Kinsta describes itself as a premium managed hosting provider for WordPress. According to the company, it supports more than 230,000 customers across 128 countries and brought on over 65,000 new sites in 2025. It holds a top G2 score and the number one ranking in G2's 2026 Best Software Awards for the Best Web Hosting Software Products category, jumping from eighth place out of 1,461 products in the category.

The company offers 24/7 support in ten languages, serving businesses ranging from small sites to Fortune 500 enterprises. Bot Protection is available immediately to all customers on all plans.

What the industry is watching

The broader bot problem is not a WordPress-specific issue, but WordPress's architecture makes it acutely vulnerable. The combination of plugin-heavy installations, uncacheable WooCommerce endpoints, and the sheer scale of WordPress's market share - which makes it an efficient target for automated scanning - has concentrated the pressure.

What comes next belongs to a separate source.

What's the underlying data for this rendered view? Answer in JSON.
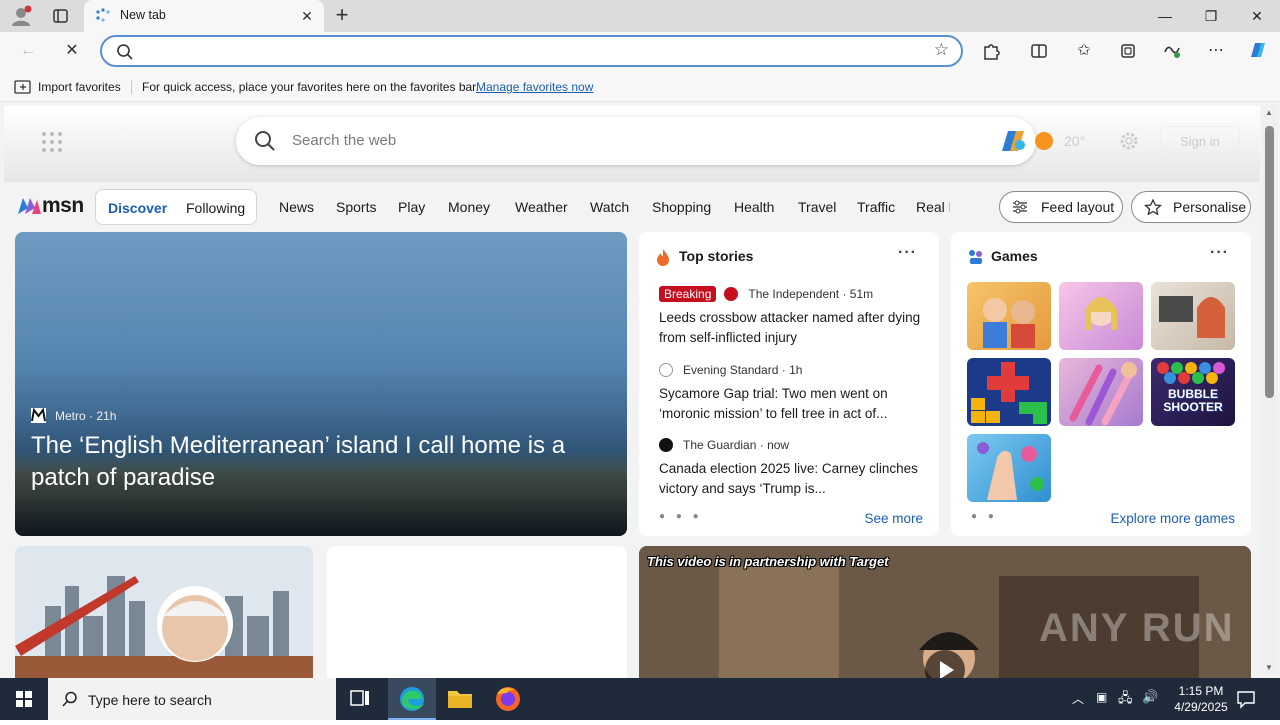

PPC Land has tracked the AI crawler build-up closely, documenting how GPTBot grew its share of AI crawling traffic from 4.7% in July 2024 to 11.7% in July 2025 according to Cloudflare data, and how training-related crawling reached nearly 80% of all AI bot activity in September 2025. The infrastructure responses from hosting providers, CDN operators, and analytics platforms are multiplying. Kinsta's Bot Protection feature is one more point of control in a growing set of tools.

What remains unresolved is the question of selective access. A site that blocks all AI crawlers may lose search visibility and, according to existing research, total traffic. A site that blocks nothing accepts the server cost. The four-tier model Kinsta has built is an attempt to create a middle ground - one where operators can tune protection to their own risk tolerance without needing a security specialist on staff.

Timeline

Summary

Who: Kinsta, a managed WordPress hosting provider with more than 230,000 customers across 128 countries.

What: Kinsta launched Bot Protection, a self-serve feature built into the MyKinsta dashboard. It includes four preset protection levels (Block Malicious Traffic, Block Automations, Challenge Bots, Challenge Everyone), a managed allow list covering WordPress and WooCommerce paths, a Block AI Crawlers toggle, an emergency lockdown mode, and a bot traffic analytics tab. The feature is included on all plans at no additional cost.

When: The feature was announced and launched on June 9, 2026.

Where: Bot Protection is available directly within the MyKinsta dashboard, configurable per hosting environment. It is available to all Kinsta customers globally.

Why: Bot traffic now accounts for more than half of all web traffic, with AI crawler activity growing 300% in the past year according to Kinsta data. Dynamic WordPress endpoints like cart pages and filtered product listings cannot be cached, meaning every bot request consumes server resources and corrupts analytics. Kinsta's infrastructure data found bots hitting add-to-cart URLs 7.67 million times in a single 24-hour period, and one crawler triggered 550 million requests in 30 days.